Extracting partial strings¶
It can sometimes be useful to make comparisons based on substrings or parts of column values. For example, one approach to comparing postcodes is to consider their constituent components, e.g. area, district, etc (see Featuring Engineering for more details).
We can use functions such as substrings and regular expressions to enable users to compare strings without needing to engineer new features from source data.
Splink supports this functionality via the use of the ComparisonExpression
.
Examples¶
1. Exact match on postcode area¶
Suppose you wish to make comparisons on a postcode column in your data, however only care about finding links between people who share the same area code (given by the first 1 to 2 letters of the postcode). The regular expression to pick out the first two characters is ^[A-Z]{1,2}
:
import splink.comparison_level_library as cll
from splink import ColumnExpression
pc_ce = ColumnExpression("postcode").regex_extract("^[A-Z]{1,2}")
print(cll.ExactMatchLevel(pc_ce).get_comparison_level("duckdb").sql_condition)
NULLIF(regexp_extract("postcode_l", '^[A-Z]{1,2}', 0), '') = NULLIF(regexp_extract("postcode_r", '^[A-Z]{1,2}', 0), '')
We may therefore configure a comparison as follows:
from splink.comparison_library import CustomComparison
cc = CustomComparison(
output_column_name="postcode",
comparison_levels=[
cll.NullLevel("postcode"),
cll.ExactMatchLevel(pc_ce),
cll.ElseLevel()
]
)
print(cc.get_comparison("duckdb").human_readable_description)
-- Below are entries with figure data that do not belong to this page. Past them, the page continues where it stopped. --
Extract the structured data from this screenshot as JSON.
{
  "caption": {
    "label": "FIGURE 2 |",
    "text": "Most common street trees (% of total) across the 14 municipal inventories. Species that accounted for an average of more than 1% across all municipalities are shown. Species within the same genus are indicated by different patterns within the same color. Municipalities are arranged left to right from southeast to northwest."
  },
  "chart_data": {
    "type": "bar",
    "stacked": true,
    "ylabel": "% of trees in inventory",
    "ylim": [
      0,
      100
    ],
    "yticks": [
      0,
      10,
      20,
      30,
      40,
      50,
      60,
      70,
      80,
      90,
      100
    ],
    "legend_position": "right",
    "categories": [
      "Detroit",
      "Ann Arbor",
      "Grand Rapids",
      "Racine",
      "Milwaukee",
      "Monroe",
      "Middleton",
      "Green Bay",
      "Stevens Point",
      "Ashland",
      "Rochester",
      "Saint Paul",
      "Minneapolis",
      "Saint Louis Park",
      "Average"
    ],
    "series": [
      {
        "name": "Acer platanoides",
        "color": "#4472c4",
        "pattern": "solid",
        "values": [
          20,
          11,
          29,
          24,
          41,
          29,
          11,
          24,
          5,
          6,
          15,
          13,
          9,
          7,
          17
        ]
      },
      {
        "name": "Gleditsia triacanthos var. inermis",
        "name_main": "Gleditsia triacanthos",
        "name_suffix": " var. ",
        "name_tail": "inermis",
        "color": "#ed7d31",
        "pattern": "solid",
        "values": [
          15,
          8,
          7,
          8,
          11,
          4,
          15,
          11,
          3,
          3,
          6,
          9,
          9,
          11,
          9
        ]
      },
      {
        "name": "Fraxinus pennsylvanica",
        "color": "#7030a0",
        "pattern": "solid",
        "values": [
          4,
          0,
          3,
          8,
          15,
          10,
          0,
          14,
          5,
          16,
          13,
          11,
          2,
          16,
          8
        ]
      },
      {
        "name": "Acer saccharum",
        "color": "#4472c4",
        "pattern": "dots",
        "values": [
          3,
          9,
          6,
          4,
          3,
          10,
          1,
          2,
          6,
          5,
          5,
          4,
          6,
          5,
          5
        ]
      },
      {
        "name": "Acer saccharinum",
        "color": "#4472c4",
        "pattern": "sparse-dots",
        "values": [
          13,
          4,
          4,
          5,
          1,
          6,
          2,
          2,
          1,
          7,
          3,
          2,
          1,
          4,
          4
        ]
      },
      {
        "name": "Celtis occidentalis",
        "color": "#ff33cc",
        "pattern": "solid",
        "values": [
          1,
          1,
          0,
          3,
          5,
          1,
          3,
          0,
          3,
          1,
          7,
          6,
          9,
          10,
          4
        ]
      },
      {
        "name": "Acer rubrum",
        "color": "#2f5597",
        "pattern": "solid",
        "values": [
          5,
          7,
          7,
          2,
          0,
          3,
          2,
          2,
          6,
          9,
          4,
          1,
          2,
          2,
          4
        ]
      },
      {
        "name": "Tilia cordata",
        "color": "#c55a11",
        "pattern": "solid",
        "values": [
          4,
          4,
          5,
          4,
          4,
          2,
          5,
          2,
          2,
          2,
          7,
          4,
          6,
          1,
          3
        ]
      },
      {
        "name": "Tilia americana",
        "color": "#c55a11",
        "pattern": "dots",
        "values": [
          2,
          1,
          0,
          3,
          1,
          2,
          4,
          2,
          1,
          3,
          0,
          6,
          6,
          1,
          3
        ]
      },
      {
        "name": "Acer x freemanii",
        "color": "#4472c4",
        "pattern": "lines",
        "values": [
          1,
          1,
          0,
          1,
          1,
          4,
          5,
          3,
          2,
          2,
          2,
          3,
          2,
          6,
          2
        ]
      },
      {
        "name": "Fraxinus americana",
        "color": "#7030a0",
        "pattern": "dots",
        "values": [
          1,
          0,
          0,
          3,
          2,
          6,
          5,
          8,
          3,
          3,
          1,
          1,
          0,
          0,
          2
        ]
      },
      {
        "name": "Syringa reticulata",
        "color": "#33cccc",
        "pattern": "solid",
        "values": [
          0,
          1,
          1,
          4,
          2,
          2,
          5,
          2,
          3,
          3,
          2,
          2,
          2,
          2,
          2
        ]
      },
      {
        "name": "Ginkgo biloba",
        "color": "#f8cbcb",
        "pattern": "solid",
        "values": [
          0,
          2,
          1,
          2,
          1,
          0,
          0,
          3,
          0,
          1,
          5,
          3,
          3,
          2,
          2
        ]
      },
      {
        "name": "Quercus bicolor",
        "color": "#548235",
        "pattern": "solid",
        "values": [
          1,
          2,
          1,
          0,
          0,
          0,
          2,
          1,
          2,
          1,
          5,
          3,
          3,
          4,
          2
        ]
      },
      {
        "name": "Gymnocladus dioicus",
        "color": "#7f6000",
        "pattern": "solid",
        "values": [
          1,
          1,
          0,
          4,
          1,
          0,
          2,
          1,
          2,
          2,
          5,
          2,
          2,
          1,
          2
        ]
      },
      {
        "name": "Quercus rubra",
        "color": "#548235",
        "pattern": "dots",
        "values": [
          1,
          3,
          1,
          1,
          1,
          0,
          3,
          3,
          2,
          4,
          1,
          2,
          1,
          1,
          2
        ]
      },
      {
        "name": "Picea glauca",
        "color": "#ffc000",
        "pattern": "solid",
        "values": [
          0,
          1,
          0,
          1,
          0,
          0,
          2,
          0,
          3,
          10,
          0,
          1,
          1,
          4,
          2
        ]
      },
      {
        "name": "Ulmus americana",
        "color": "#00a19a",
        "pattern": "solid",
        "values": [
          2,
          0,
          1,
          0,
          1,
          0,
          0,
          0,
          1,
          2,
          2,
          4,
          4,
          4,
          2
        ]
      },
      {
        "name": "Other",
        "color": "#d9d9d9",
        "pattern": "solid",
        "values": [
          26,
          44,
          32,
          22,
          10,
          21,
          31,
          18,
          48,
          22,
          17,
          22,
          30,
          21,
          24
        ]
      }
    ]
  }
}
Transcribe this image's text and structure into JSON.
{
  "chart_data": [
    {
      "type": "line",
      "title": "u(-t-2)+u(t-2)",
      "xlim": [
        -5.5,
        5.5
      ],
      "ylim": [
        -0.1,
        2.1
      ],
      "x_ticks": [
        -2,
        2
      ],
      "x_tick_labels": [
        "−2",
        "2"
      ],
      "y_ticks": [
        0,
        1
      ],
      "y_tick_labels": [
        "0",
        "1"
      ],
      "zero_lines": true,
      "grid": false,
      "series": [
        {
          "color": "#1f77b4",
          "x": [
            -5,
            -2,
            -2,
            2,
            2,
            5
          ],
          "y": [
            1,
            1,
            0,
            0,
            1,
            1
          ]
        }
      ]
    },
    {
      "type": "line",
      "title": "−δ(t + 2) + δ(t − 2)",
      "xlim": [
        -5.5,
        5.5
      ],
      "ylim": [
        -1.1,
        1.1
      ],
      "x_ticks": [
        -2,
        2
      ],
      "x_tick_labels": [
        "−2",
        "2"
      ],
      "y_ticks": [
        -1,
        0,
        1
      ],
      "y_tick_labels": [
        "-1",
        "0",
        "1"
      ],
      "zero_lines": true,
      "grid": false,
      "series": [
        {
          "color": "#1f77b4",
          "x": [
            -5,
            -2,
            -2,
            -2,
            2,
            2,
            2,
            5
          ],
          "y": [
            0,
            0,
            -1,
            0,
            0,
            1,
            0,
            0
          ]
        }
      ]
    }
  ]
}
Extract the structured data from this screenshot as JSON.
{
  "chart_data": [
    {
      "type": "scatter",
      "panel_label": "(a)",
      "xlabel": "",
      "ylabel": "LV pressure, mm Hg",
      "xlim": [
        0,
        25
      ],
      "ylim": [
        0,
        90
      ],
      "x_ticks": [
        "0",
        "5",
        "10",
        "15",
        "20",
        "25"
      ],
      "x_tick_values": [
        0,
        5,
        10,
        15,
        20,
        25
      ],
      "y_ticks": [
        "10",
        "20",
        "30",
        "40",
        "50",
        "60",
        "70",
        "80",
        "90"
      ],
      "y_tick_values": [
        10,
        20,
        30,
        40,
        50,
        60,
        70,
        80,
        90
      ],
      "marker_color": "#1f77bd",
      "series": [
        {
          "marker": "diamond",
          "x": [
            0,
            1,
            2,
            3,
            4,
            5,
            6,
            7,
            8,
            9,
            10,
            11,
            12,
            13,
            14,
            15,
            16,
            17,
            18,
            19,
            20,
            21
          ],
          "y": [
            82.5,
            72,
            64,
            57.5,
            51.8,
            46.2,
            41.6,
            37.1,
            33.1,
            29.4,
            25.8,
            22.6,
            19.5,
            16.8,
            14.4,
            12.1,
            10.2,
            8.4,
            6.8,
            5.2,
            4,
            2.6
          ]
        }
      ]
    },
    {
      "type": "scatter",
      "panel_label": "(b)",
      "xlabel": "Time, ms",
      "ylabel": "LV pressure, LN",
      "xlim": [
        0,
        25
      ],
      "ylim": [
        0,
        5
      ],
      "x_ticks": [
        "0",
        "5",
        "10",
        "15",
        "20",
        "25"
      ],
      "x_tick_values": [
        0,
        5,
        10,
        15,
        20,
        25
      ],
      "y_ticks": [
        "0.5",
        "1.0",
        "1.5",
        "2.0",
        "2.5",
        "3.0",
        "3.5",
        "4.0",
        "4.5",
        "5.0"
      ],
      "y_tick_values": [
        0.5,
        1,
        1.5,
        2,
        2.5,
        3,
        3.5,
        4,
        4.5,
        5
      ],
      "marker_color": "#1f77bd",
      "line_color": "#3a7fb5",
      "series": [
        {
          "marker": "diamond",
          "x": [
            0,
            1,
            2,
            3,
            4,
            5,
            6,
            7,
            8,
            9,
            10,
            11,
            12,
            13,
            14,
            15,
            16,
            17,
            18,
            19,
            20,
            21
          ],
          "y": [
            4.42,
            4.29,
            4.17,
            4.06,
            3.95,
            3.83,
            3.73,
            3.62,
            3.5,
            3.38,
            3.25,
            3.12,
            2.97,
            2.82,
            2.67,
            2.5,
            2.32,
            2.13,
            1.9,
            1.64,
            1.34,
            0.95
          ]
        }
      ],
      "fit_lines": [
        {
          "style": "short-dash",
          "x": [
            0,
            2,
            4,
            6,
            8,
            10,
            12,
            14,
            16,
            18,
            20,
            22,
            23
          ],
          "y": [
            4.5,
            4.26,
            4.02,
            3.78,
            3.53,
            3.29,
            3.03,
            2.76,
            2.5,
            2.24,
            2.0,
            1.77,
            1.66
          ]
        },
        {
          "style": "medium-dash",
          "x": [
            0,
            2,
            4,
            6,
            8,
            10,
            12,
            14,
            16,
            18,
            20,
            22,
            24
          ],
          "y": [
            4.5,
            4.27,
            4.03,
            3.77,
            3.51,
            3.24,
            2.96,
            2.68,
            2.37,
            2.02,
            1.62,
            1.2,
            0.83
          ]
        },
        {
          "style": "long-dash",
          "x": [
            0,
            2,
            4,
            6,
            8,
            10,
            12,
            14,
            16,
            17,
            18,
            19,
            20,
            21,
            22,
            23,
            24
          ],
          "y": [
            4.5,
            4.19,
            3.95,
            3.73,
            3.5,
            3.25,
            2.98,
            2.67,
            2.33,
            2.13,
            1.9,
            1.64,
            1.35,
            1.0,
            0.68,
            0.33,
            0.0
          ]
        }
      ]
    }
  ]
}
Comparison 'CustomComparison' of "postcode".
Similarity is assessed using the following ComparisonLevels:
- 'postcode is NULL' with SQL rule: "postcode_l" IS NULL OR "postcode_r" IS NULL
- 'Exact match on transformed postcode' with SQL rule: NULLIF(regexp_extract("postcode_l", '^[A-Z]{1,2}', 0), '') = NULLIF(regexp_extract("postcode_r", '^[A-Z]{1,2}', 0), '')
- 'All other comparisons' with SQL rule: ELSE
person_id_l | person_id_r | postcode_l | postcode_r | comparison_level |
---|---|---|---|---|
7 | 1 | SE1P 0NY | SE1P 0NY | exact match |
5 | 1 | SE2 4UZ | SE1P 0NY | exact match |
9 | 2 | SW14 7PQ | SW3 9JG | exact match |
4 | 8 | N7 8RL | EC2R 8AH | else level |
6 | 3 | SE2 4UZ | null level |
2. Exact match on initial¶
In this example we use the .substr
function to create a comparison level based on the first letter of a column value.
Note that the substr
function is 1-indexed, so the first character is given by substr(1, 1)
: The first two characters would be given by substr(1, 2)
.
import splink.comparison_level_library as cll
from splink import ColumnExpression
initial = ColumnExpression("first_name").substr(1,1)
print(cll.ExactMatchLevel(initial).get_comparison_level("duckdb").sql_condition)
SUBSTRING("first_name_l", 1, 1) = SUBSTRING("first_name_r", 1, 1)
Additional info¶
Regular expressions containing “\” (the python escape character) are tricky to make work with the Spark linker due to escaping so consider using alternative syntax, for example replacing “\d” with “[0-9]”.
Different regex patterns can achieve the same result but with more or less efficiency. You might want to consider optimising your regular expressions to improve performance (see here, for example).